While Athena is widely used for querying data in S3, it cannot provide the performance needed for real-time analytics like customer 360s, personalization, IoT applications and more. Dhruba draws on his experience as a founding engineer of RocksDB and explains how to use real-time indexing on your data lake for real-time analytics that powers high-performance applications.
- Indexing vs scanning - up to 125x faster than Athena. Rockset automatically builds a search index, column index, and row index on data ingested from S3 to accelerate the types of queries that are common to applications. Athena performs scans when queried, and its pricing is based on size of data scanned, so it is better suited for occasional ad hoc queries rather than high performance real-time analytics.

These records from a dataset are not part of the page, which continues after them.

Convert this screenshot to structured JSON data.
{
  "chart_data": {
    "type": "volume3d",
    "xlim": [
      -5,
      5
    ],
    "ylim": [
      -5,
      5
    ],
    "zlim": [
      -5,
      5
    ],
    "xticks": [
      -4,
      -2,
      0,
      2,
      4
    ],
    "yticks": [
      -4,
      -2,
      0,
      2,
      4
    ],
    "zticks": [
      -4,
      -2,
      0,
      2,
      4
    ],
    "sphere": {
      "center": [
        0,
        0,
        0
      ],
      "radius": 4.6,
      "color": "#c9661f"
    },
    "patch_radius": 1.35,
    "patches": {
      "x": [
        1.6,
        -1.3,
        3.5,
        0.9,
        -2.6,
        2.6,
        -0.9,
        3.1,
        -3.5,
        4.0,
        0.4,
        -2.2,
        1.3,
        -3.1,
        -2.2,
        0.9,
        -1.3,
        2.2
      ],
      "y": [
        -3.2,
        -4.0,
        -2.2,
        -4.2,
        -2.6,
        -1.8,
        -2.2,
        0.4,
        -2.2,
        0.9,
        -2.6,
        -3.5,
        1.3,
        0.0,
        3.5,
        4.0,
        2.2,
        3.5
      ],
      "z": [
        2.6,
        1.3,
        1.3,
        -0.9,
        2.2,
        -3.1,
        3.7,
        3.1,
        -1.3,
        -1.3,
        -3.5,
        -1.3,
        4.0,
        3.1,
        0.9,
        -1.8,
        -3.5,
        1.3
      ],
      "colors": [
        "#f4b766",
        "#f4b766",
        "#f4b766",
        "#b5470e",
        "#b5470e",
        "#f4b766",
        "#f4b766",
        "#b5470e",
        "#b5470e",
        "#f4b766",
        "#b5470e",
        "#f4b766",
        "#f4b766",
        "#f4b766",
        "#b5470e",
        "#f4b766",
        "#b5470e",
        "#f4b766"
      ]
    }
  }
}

- High concurrency - 1000x concurrency vs Athena. Rockset has a distributed cloud-native architecture that allows ingest, storage and query tiers to scale independently in response to workload. The ability to scale query compute as needed allows Rockset to support large numbers of concurrent users without performance degradation. In contrast, Athena can only execute 5 concurrent queries and queues any additional queries.
- Real-time analytics - 1 second end-to-end latency vs. hours with Athena. Rockset allows queries on JSON, Avro and Parquet formats without any schema or table definition. It supports schemaless ingestion of data and automatically generates schemas based on the exact fields and types present in the ingested data, so users can run SQL on their raw data. Athena requires the creation of schemas and tables before users can query the data, resulting in delays whenever the schema changes.